When Salesforce.com suffered an expensive twelve-hour outage earlier this year, the CEO was forced to apologize to users over social media. This is the kind of scenario that all business leaders dread.
The outage was attributed to a power distribution failure in Salesforce’s primary data center. Although the number of users was not confirmed, customers across many parts of the US were affected.
A similar incident in the UK last month saw users of the SSP insurance technology platform unable to renew their client’s insurance policies after two outages in quick succession. These were caused by power problems that affected the storage system at SSP’s data center, and although the initial damage was repaired, further hardware complications meant service had to be restored from an entirely new data center site.
Many businesses have started offering, and using, SaaS models in recent years, but few commit 100% to the cloud because of fears that an outage will leave them in a vulnerable position.
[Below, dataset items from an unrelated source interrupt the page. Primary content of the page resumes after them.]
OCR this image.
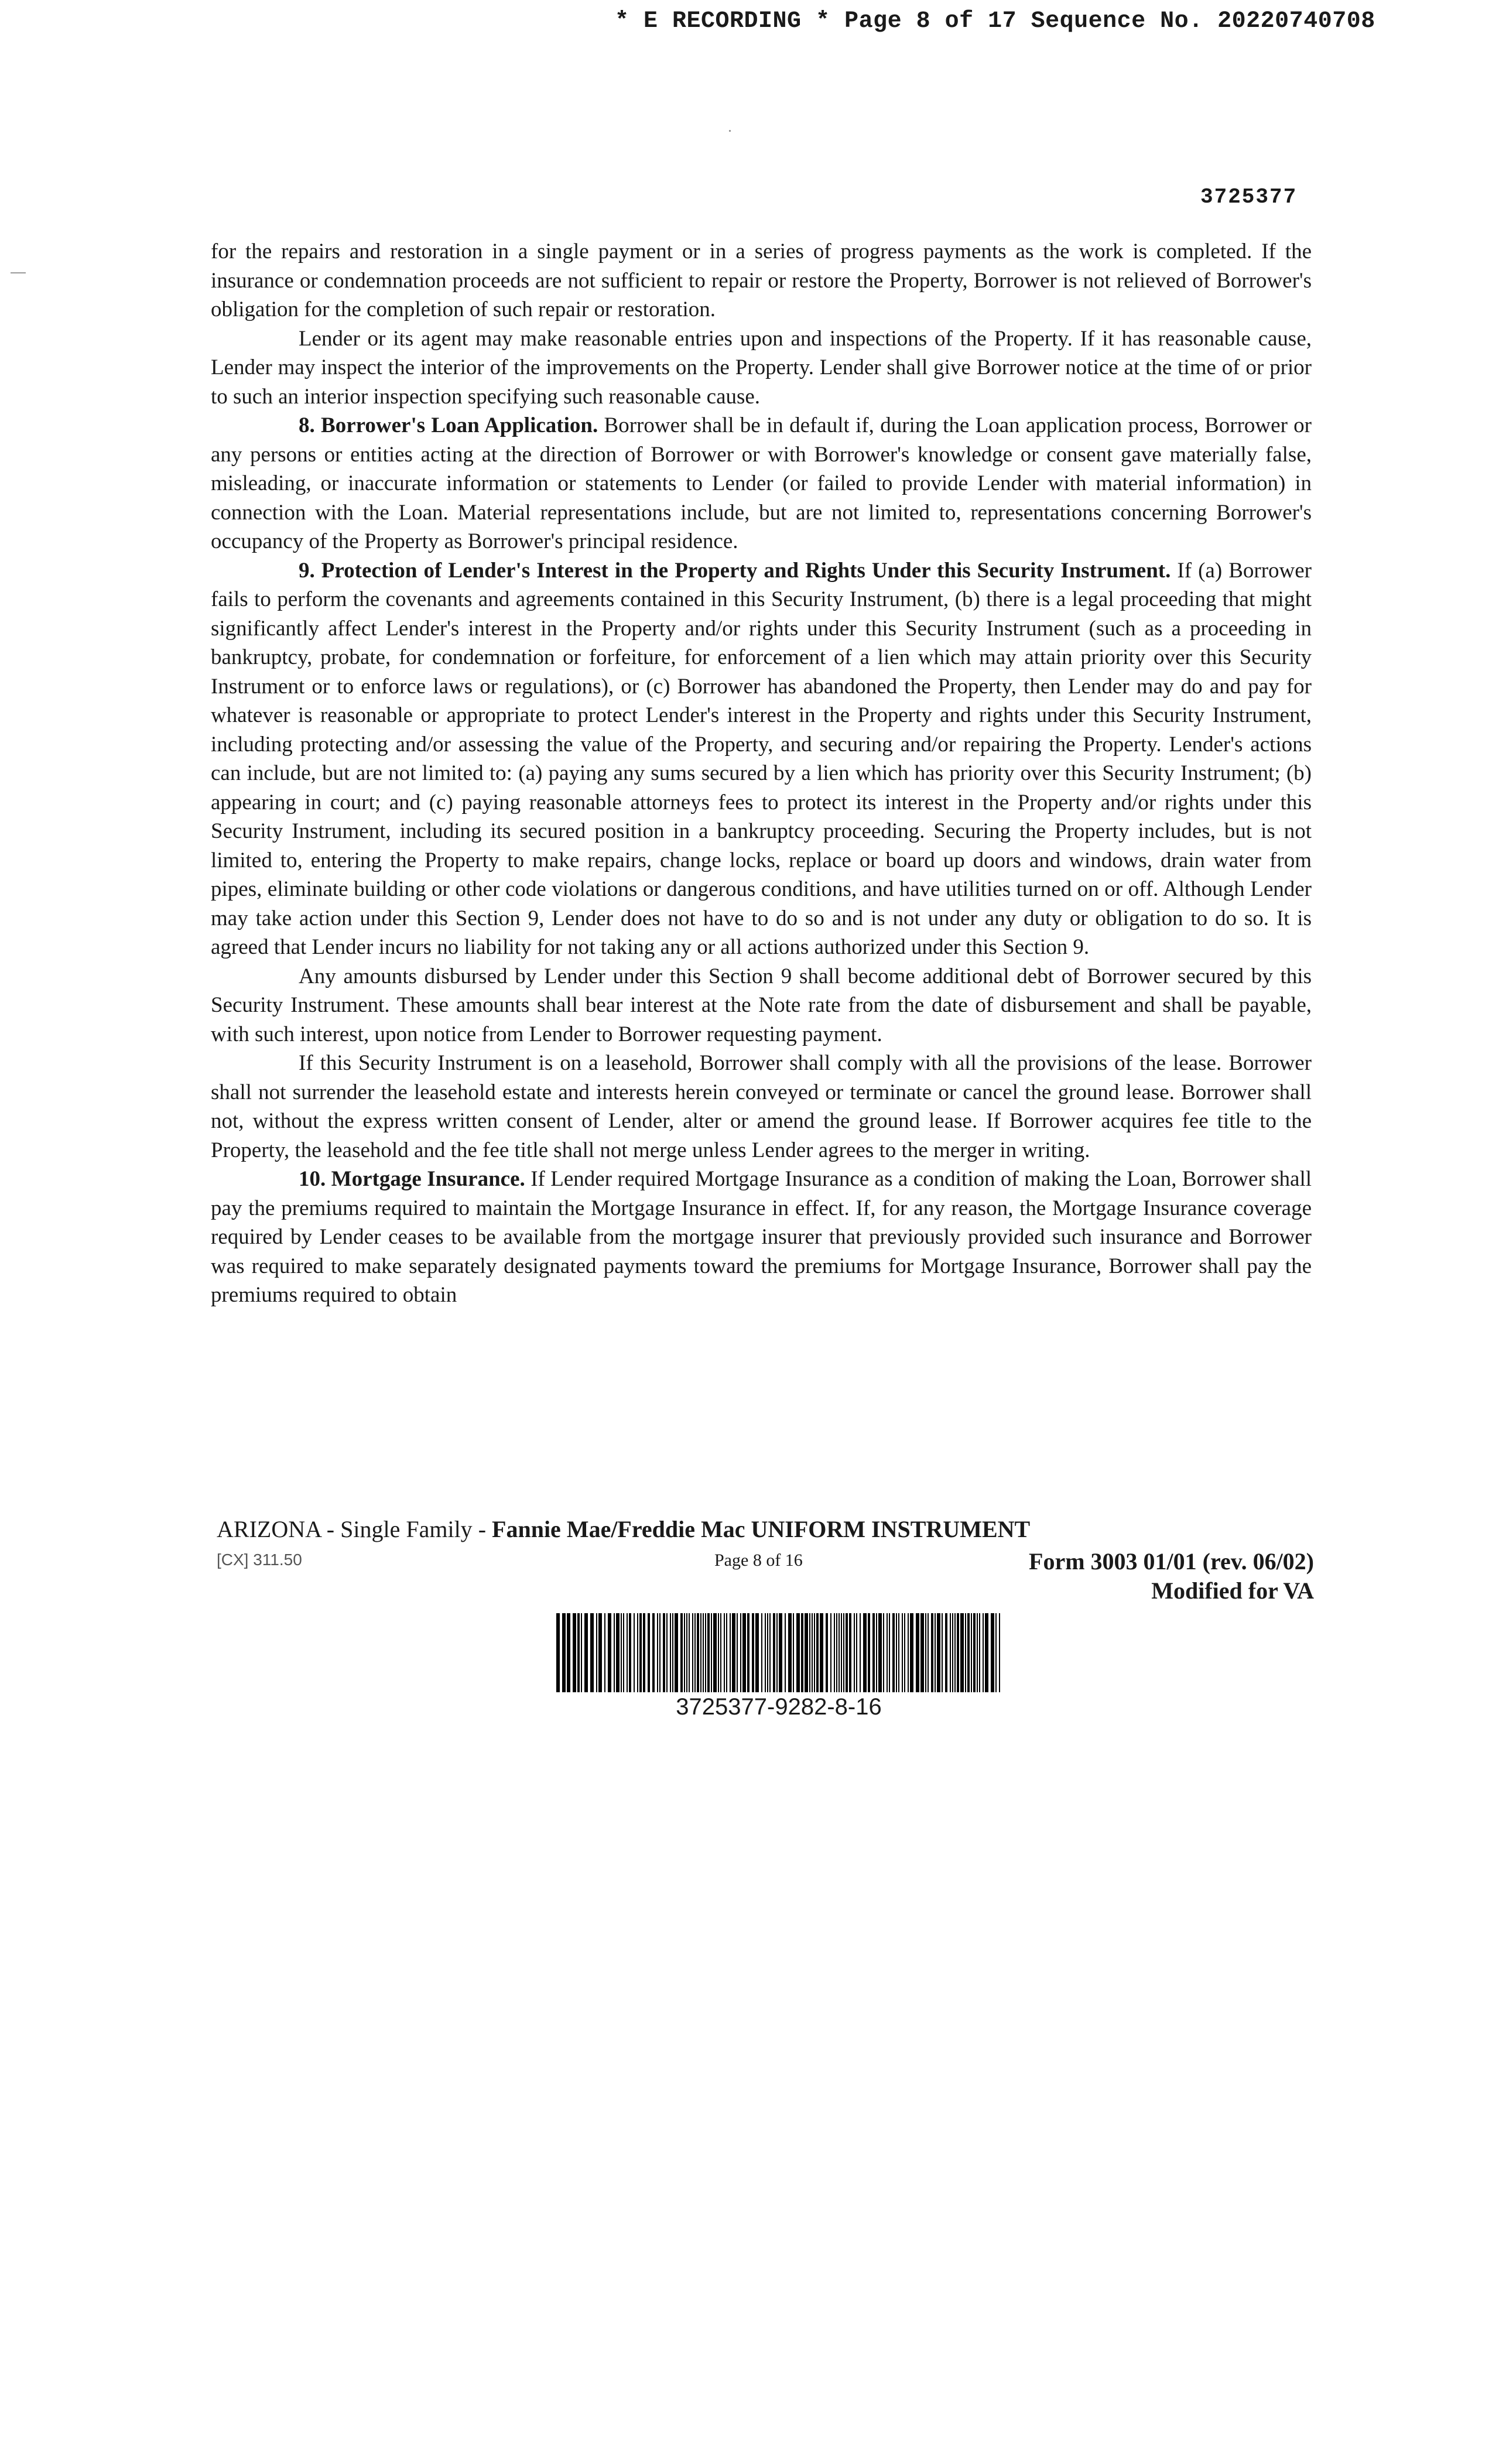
* E RECORDING * Page 8 of 17 Sequence No. 20220740708
3725377

for the repairs and restoration in a single payment or in a series of progress payments as the work is completed. If the insurance or condemnation proceeds are not sufficient to repair or restore the Property, Borrower is not relieved of Borrower's obligation for the completion of such repair or restoration.

Lender or its agent may make reasonable entries upon and inspections of the Property. If it has reasonable cause, Lender may inspect the interior of the improvements on the Property. Lender shall give Borrower notice at the time of or prior to such an interior inspection specifying such reasonable cause.

8. Borrower's Loan Application. Borrower shall be in default if, during the Loan application process, Borrower or any persons or entities acting at the direction of Borrower or with Borrower's knowledge or consent gave materially false, misleading, or inaccurate information or statements to Lender (or failed to provide Lender with material information) in connection with the Loan. Material representations include, but are not limited to, representations concerning Borrower's occupancy of the Property as Borrower's principal residence.

9. Protection of Lender's Interest in the Property and Rights Under this Security Instrument. If (a) Borrower fails to perform the covenants and agreements contained in this Security Instrument, (b) there is a legal proceeding that might significantly affect Lender's interest in the Property and/or rights under this Security Instrument (such as a proceeding in bankruptcy, probate, for condemnation or forfeiture, for enforcement of a lien which may attain priority over this Security Instrument or to enforce laws or regulations), or (c) Borrower has abandoned the Property, then Lender may do and pay for whatever is reasonable or appropriate to protect Lender's interest in the Property and rights under this Security Instrument, including protecting and/or assessing the value of the Property, and securing and/or repairing the Property. Lender's actions can include, but are not limited to: (a) paying any sums secured by a lien which has priority over this Security Instrument; (b) appearing in court; and (c) paying reasonable attorneys fees to protect its interest in the Property and/or rights under this Security Instrument, including its secured position in a bankruptcy proceeding. Securing the Property includes, but is not limited to, entering the Property to make repairs, change locks, replace or board up doors and windows, drain water from pipes, eliminate building or other code violations or dangerous conditions, and have utilities turned on or off. Although Lender may take action under this Section 9, Lender does not have to do so and is not under any duty or obligation to do so. It is agreed that Lender incurs no liability for not taking any or all actions authorized under this Section 9.

Any amounts disbursed by Lender under this Section 9 shall become additional debt of Borrower secured by this Security Instrument. These amounts shall bear interest at the Note rate from the date of disbursement and shall be payable, with such interest, upon notice from Lender to Borrower requesting payment.

If this Security Instrument is on a leasehold, Borrower shall comply with all the provisions of the lease. Borrower shall not surrender the leasehold estate and interests herein conveyed or terminate or cancel the ground lease. Borrower shall not, without the express written consent of Lender, alter or amend the ground lease. If Borrower acquires fee title to the Property, the leasehold and the fee title shall not merge unless Lender agrees to the merger in writing.

10. Mortgage Insurance. If Lender required Mortgage Insurance as a condition of making the Loan, Borrower shall pay the premiums required to maintain the Mortgage Insurance in effect. If, for any reason, the Mortgage Insurance coverage required by Lender ceases to be available from the mortgage insurer that previously provided such insurance and Borrower was required to make separately designated payments toward the premiums for Mortgage Insurance, Borrower shall pay the premiums required to obtain

ARIZONA - Single Family - Fannie Mae/Freddie Mac UNIFORM INSTRUMENT
[CX] 311.50	Page 8 of 16	Form 3003 01/01 (rev. 06/02)
Modified for VA
3725377-9282-8-16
Last year there was a spate of downtime incidents ranging from a power failure at Fujitsu’s data center in Sunnyvale, California which affected the company’s public cloud, through to several outages at Google data centers that affected its Cloud Compute Engine.
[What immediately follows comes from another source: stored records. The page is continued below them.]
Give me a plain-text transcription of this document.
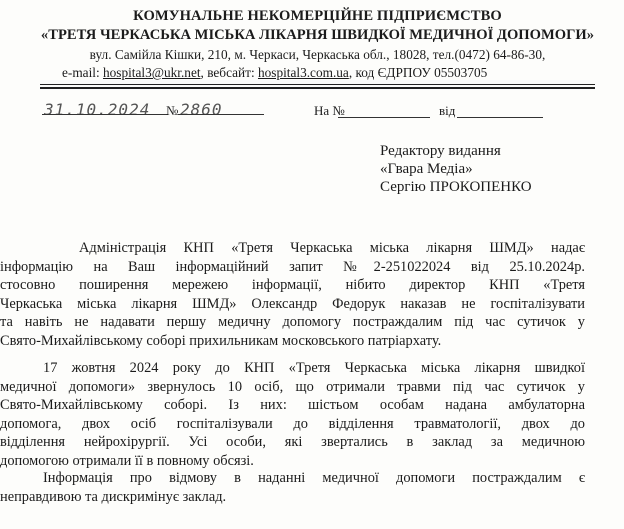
КОМУНАЛЬНЕ НЕКОМЕРЦІЙНЕ ПІДПРИЄМСТВО
«ТРЕТЯ ЧЕРКАСЬКА МІСЬКА ЛІКАРНЯ ШВИДКОЇ МЕДИЧНОЇ ДОПОМОГИ»
вул. Самійла Кішки, 210, м. Черкаси, Черкаська обл., 18028, тел.(0472) 64-86-30,
e-mail: hospital3@ukr.net, вебсайт: hospital3.com.ua, код ЄДРПОУ 05503705
31.10.2024	№ 2860	На №	від
Редактору видання
«Гвара Медіа»
Сергію ПРОКОПЕНКО
Адміністрація КНП «Третя Черкаська міська лікарня ШМД» надає
інформацію на Ваш інформаційний запит №2-251022024 від 25.10.2024р.
стосовно поширення мережею інформації, нібито директор КНП «Третя
Черкаська міська лікарня ШМД» Олександр Федорук наказав не госпіталізувати
та навіть не надавати першу медичну допомогу постраждалим під час сутичок у
Свято-Михайлівському соборі прихильникам московського патріархату.
17 жовтня 2024 року до КНП «Третя Черкаська міська лікарня швидкої
медичної допомоги» звернулось 10 осіб, що отримали травми під час сутичок у
Свято-Михайлівському соборі. Із них: шістьом особам надана амбулаторна
допомога, двох осіб госпіталізували до відділення травматології, двох до
відділення нейрохірургії. Усі особи, які звертались в заклад за медичною
допомогою отримали її в повному обсязі.
Інформація про відмову в наданні медичної допомоги постраждалим є
неправдивою та дискримінує заклад.
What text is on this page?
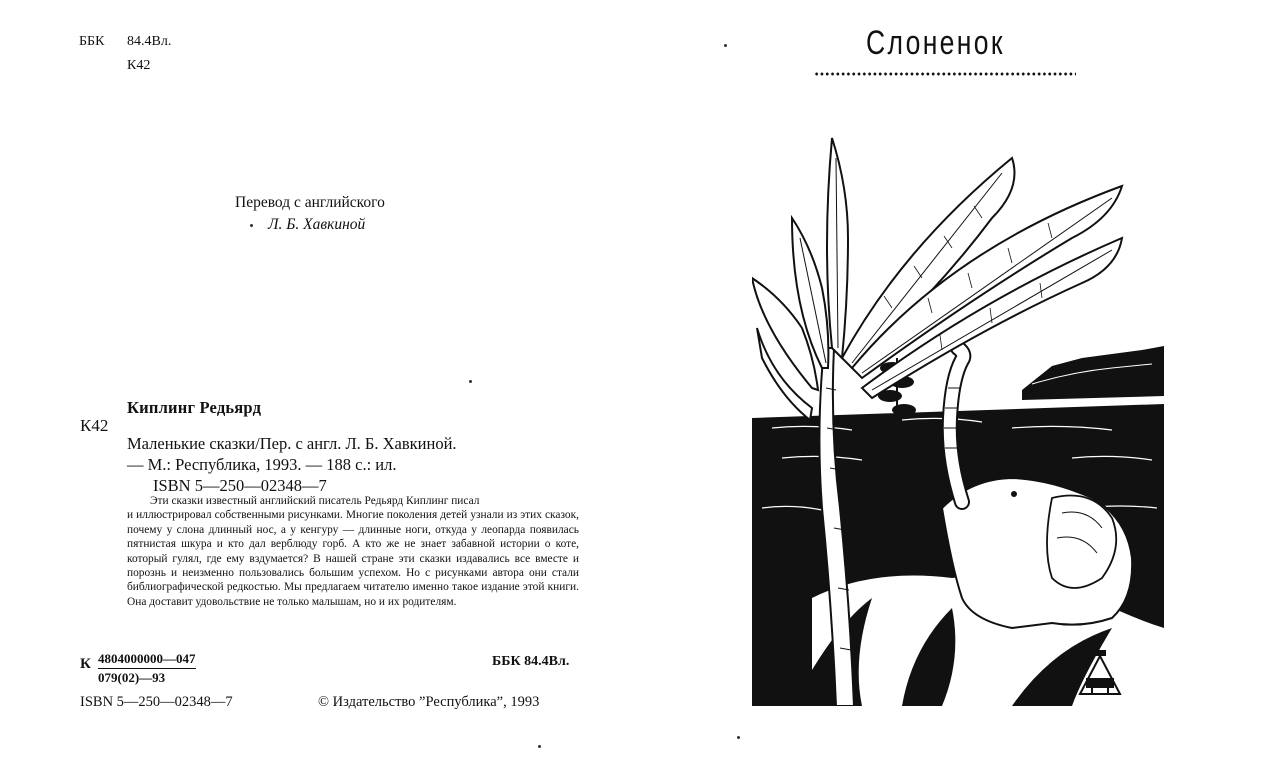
ББК 84.4Вл.
К42
Перевод с английского
Л. Б. Хавкиной
Киплинг Редьярд
К42
Маленькие сказки/Пер. с англ. Л. Б. Хавкиной.
— М.: Республика, 1993. — 188 с.: ил.
ISBN 5—250—02348—7
Эти сказки известный английский писатель Редьярд Киплинг писал
и иллюстрировал собственными рисунками. Многие поколения детей узнали из этих сказок, почему у слона длинный нос, а у кенгуру — длинные ноги, откуда у леопарда появилась пятнистая шкура и кто дал верблюду горб. А кто же не знает забавной истории о коте, который гулял, где ему вздумается? В нашей стране эти сказки издавались все вместе и порознь и неизменно пользовались большим успехом. Но с рисунками автора они стали библиографической редкостью. Мы предлагаем читателю именно такое издание этой книги. Она доставит удовольствие не только малышам, но и их родителям.
К $\frac{4804000000—047}{079(02)—93}$	ББК 84.4Вл.
ISBN 5—250—02348—7	© Издательство ”Республика”, 1993
Слоненок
To mitigate the risks, businesses are choosing to use a hybrid of providers and cloud services, so that if one data center goes down, it only affects a proportion of its customer base. But unfortunately large outages can and do happen, often due to human error or extreme weather.
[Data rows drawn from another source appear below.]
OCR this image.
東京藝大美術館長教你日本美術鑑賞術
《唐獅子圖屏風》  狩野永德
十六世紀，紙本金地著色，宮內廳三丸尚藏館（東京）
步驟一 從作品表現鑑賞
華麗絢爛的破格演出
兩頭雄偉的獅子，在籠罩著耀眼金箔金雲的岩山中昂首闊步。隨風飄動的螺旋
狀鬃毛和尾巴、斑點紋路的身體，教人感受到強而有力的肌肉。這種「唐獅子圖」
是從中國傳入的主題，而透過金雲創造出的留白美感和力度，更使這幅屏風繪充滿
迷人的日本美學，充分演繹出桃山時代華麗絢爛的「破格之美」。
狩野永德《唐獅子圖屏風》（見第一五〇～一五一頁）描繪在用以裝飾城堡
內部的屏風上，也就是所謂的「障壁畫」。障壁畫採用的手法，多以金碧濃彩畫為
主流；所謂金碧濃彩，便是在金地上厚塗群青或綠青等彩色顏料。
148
The key is to constantly assess facility resilience; to install solutions that deliver real-time information about the data center environment and the likelihood of problems arising. Disaster prevention is a better strategy than disaster recovery.
No facility can be entirely risk-free, but visibility into how systems are working, how they can withstand power outages or extreme weather conditions, or the careful monitoring of air conditioning, heating and water will help to reduce that risk. Monitoring assets is also important, as missing or failing assets can lead to service outages and unnecessary hardware costs.
Cloud-based operations will continue to grow and with that the number of applications that are considered mission or business critical. It is up to data centers to ensure they can meet the demand and provide an uninterrupted service.